Now an entire generation has been raised on the assumption that an economy is corporate profits and that it thrives without controls. Maybe it’s time for us to consider how that is working out for us.
The Congressional Budget Office recently released a study detailing how the share of income for high-income households increased between 1979 and 2007 while the share to all other households declined. The top 1 percent saw their share of income double in this period while the middle income groups (60 percent of the population) saw a decline of 7 percent. Ironically, for the rest of the top quintile, which includes many well-paid professional people, the rise was flat. The concentration accrued only at the top 1 percent.

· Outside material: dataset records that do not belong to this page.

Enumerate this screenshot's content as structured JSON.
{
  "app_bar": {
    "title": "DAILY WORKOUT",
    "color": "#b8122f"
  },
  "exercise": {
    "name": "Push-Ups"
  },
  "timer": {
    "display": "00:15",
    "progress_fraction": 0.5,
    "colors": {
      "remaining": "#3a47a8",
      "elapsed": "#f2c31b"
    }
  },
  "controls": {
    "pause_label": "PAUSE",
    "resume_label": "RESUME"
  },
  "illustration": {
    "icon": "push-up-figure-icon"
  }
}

What have we seen in this time period? The “globalization” of manufacturing, reduced union membership and increased productivity levels — workers doing more for less. The average worker has been squeezed and consumption, the source for the demand for goods and services, has dropped.
Yes, Americans need to focus on saving and thoughtful consumption, yet the last two recessions have been effectively jobless because the benefit of spending in the recovery is going to investors, top executives and workers in other countries. Homegrown manufacturing would see those companies employing more people to meet rising demand, those workers would be spending their income, and the effect of consumer spending would be compounded. These benefits are all lost in the name of corporate profits and economic globalization.